You agreed to meet each other at the restaurant at seven, but now it’s seven-fifteen and you’re still outside waiting in the rain. For the fiftieth time, you glance through the door into the dining room waiting area. Finally, as you just give up and start walking away, you see her chatting up some guy in the bar.

Trying to look cooler than you feel, you walk in and ask what’s going on. Why didn’t she wait outside? Nonplussed, she replies that she always expects people to look in the bar. With feelings of stupidity mixed with irritation, you blurt out that people meeting for dinner always wait outside or near the dining area..

Have you ever had this kind of disconnect?  Things can spiral downward from here as you dig in and double down on who was right. The thing is, you both contributed to this mess. Your text said, “Let’s meet at the restaurant at 7.” Her reply was a thumbs-up emoji. Simple, right?

Wrong. You both blew it when the conversation finished with, “See you then”. 

You exchanged information but never verified you had a shared understanding. She thought she could meet you anywhere inside, assuming you’d call on arrival. You always met folks outside before going in.

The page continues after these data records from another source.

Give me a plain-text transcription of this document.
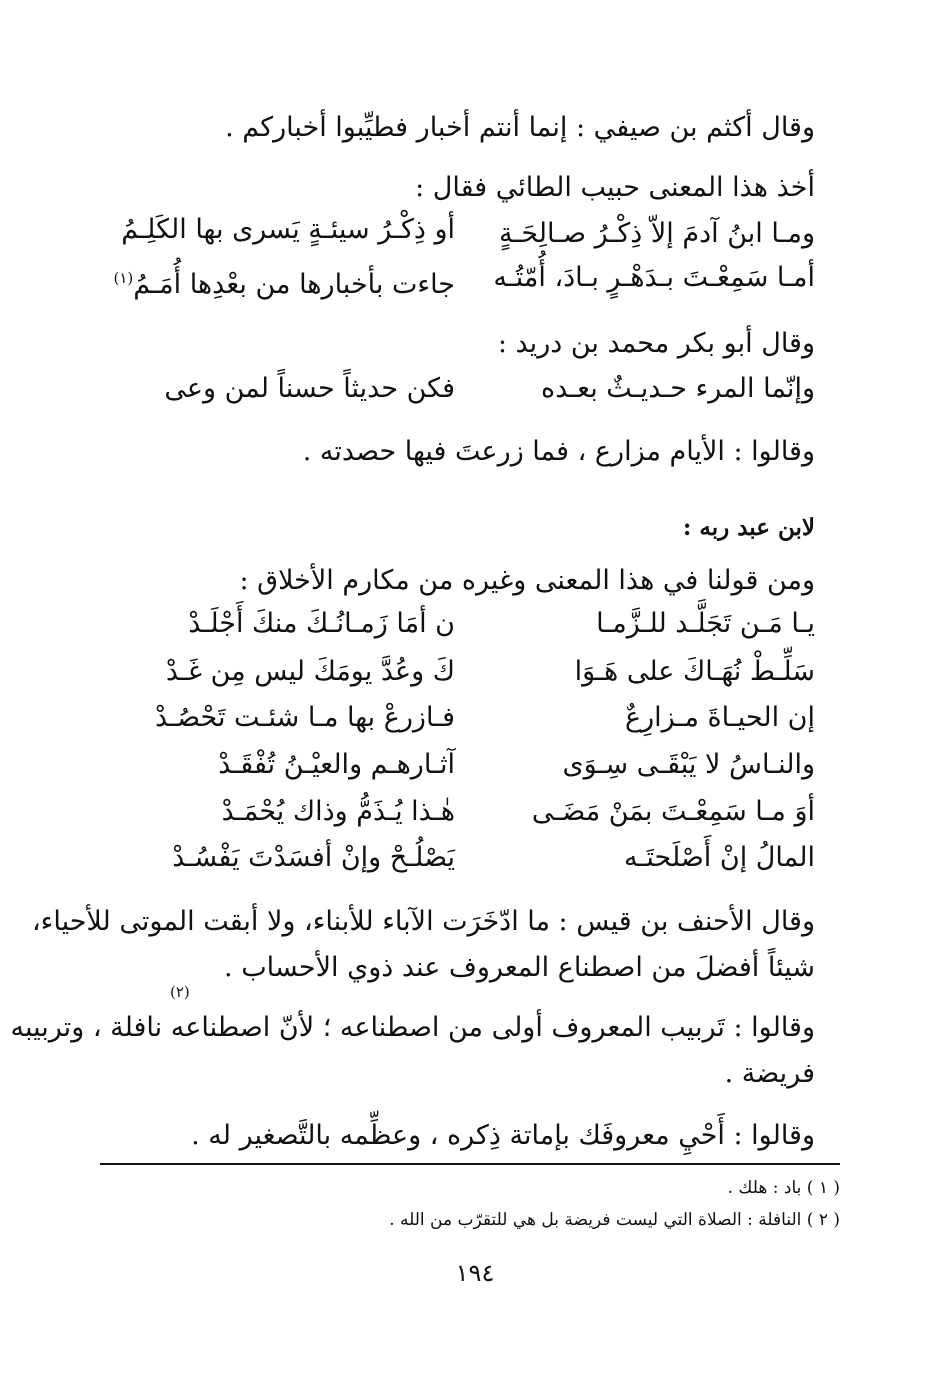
وقال أكثم بن صيفي : إنما أنتم أخبار فطيِّبوا أخباركم .
أخذ هذا المعنى حبيب الطائي فقال :
ومـا ابنُ آدمَ إلاّ ذِكْـرُ صـالِحَـةٍ
أو ذِكْـرُ سيئـةٍ يَسرى بها الكَلِـمُ
أمـا سَمِعْـتَ بـدَهْـرٍ بـادَ، أُمّتُـه
جاءت بأخبارها من بعْدِها أُمَـمُ$^{(١)}$
وقال أبو بكر محمد بن دريد :
وإنّما المرء حـديـثٌ بعـده
فكن حديثاً حسناً لمن وعى
وقالوا : الأيام مزارع ، فما زرعتَ فيها حصدته .
لابن عبد ربه :
ومن قولنا في هذا المعنى وغيره من مكارم الأخلاق :
يـا مَـن تَجَلَّـد للـزَّمـا
ن أمَا زَمـانُـكَ منكَ أَجْلَـدْ
سَلِّـطْ نُهَـاكَ على هَـوَا
كَ وعُدَّ يومَكَ ليس مِن غَـدْ
إن الحيـاةَ مـزارِعٌ
فـازرعْ بها مـا شئـت تَحْصُـدْ
والنـاسُ لا يَبْقَـى سِـوَى
آثـارهـم والعيْـنُ تُفْقَـدْ
أوَ مـا سَمِعْـتَ بمَنْ مَضَـى
هٰـذا يُـذَمُّ وذاك يُحْمَـدْ
المالُ إنْ أَصْلَحتَـه
يَصْلُـحْ وإنْ أفسَدْتَ يَفْسُـدْ
وقال الأحنف بن قيس : ما ادّخَرَت الآباء للأبناء، ولا أبقت الموتى للأحياء،
شيئاً أفضلَ من اصطناع المعروف عند ذوي الأحساب .
(٢)
وقالوا : تَربيب المعروف أولى من اصطناعه ؛ لأنّ اصطناعه نافلة ، وتربيبه
فريضة .
وقالوا : أَحْيِ معروفَك بإماتة ذِكره ، وعظِّمه بالتَّصغير له .
( ١ ) باد : هلك .
( ٢ ) النافلة : الصلاة التي ليست فريضة بل هي للتقرّب من الله .
١٩٤
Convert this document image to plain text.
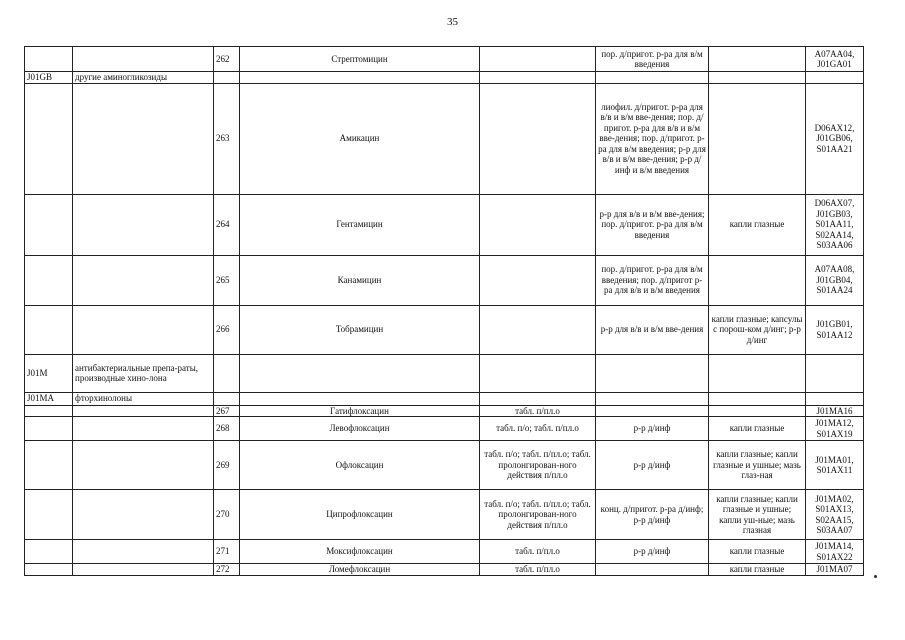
35
		262	Стрептомицин		пор. д/пригот. р-ра для в/м введения		A07AA04, J01GA01
J01GB	другие аминогликозиды						
		263	Амикацин		лиофил. д/пригот. р-ра для в/в и в/м вве-дения; пор. д/пригот. р-ра для в/в и в/м вве-дения; пор. д/пригот. р-ра для в/м введения; р-р для в/в и в/м вве-дения; р-р д/инф и в/м введения		D06AX12, J01GB06, S01AA21
		264	Гентамицин		р-р для в/в и в/м вве-дения; пор. д/пригот. р-ра для в/м введения	капли глазные	D06AX07, J01GB03, S01AA11, S02AA14, S03AA06
		265	Канамицин		пор. д/пригот. р-ра для в/м введения; пор. д/пригот р-ра для в/в и в/м введения		A07AA08, J01GB04, S01AA24
		266	Тобрамицин		р-р для в/в и в/м вве-дения	капли глазные; капсулы с порош-ком д/инг; р-р д/инг	J01GB01, S01AA12
J01M	антибактериальные препа-раты, производные хино-лона						
J01MA	фторхинолоны						
		267	Гатифлоксацин	табл. п/пл.о			J01MA16
		268	Левофлоксацин	табл. п/о; табл. п/пл.о	р-р д/инф	капли глазные	J01MA12, S01AX19
		269	Офлоксацин	табл. п/о; табл. п/пл.о; табл. пролонгирован-ного действия п/пл.о	р-р д/инф	капли глазные; капли глазные и ушные; мазь глаз-ная	J01MA01, S01AX11
		270	Ципрофлоксацин	табл. п/о; табл. п/пл.о; табл. пролонгирован-ного действия п/пл.о	конц. д/пригот. р-ра д/инф; р-р д/инф	капли глазные; капли глазные и ушные; капли уш-ные; мазь глазная	J01MA02, S01AX13, S02AA15, S03AA07
		271	Моксифлоксацин	табл. п/пл.о	р-р д/инф	капли глазные	J01MA14, S01AX22
		272	Ломефлоксацин	табл. п/пл.о		капли глазные	J01MA07
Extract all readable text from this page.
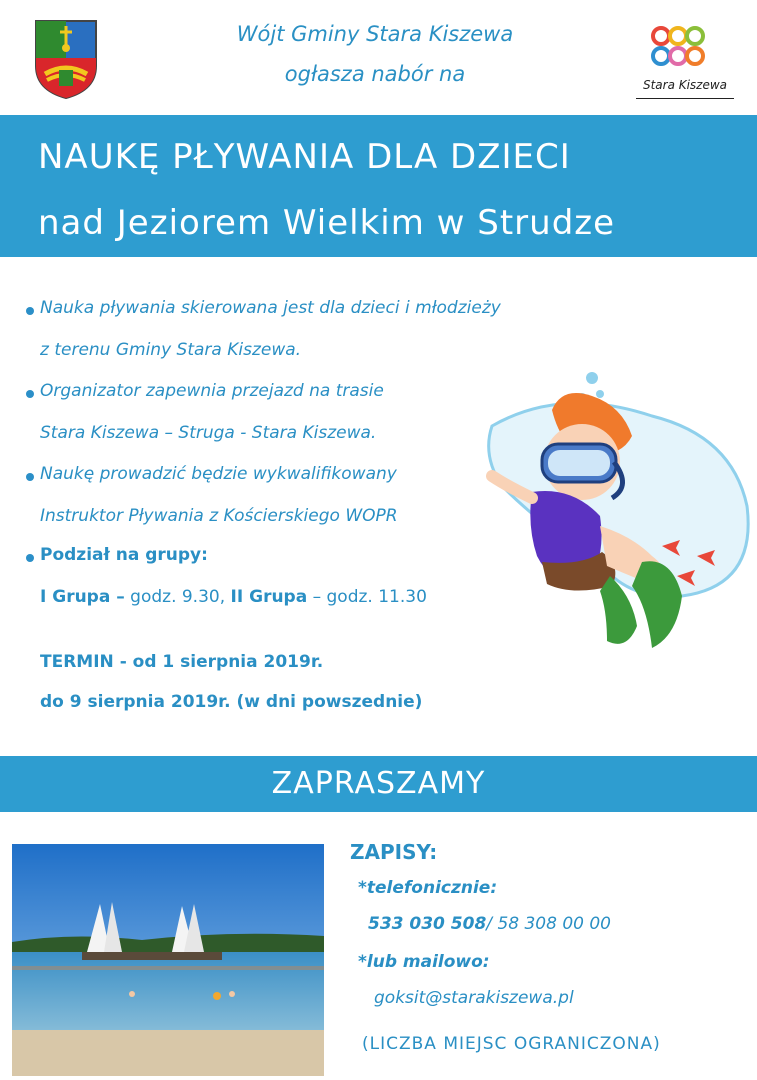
Wójt Gminy Stara Kiszewa
ogłasza nabór na	Stara Kiszewa
NAUKĘ PŁYWANIA DLA DZIECI
nad Jeziorem Wielkim w Strudze
Nauka pływania skierowana jest dla dzieci i młodzieży
z terenu Gminy Stara Kiszewa.
Organizator zapewnia przejazd na trasie
Stara Kiszewa – Struga - Stara Kiszewa.
Naukę prowadzić będzie wykwalifikowany
Instruktor Pływania z Kościerskiego WOPR
Podział na grupy:
I Grupa – godz. 9.30, II Grupa – godz. 11.30
TERMIN - od 1 sierpnia 2019r.
do 9 sierpnia 2019r. (w dni powszednie)
ZAPRASZAMY
ZAPISY:
*telefonicznie:
533 030 508/ 58 308 00 00
*lub mailowo:
goksit@starakiszewa.pl
(LICZBA MIEJSC OGRANICZONA)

Informing is not communicating. By merely telling and not verifying, you let the other person guess at what you mean. Communication results in participants understanding each other. That means unless you know each other well enough to be confident about a common meeting place, you need to play back what you hear or risk an argument. 

The fix is simple, repeat your understanding. “7:00 outside the front door of Mulligan’s – got it.” A summary of agreement up front will save your evening from getting off on the wrong track.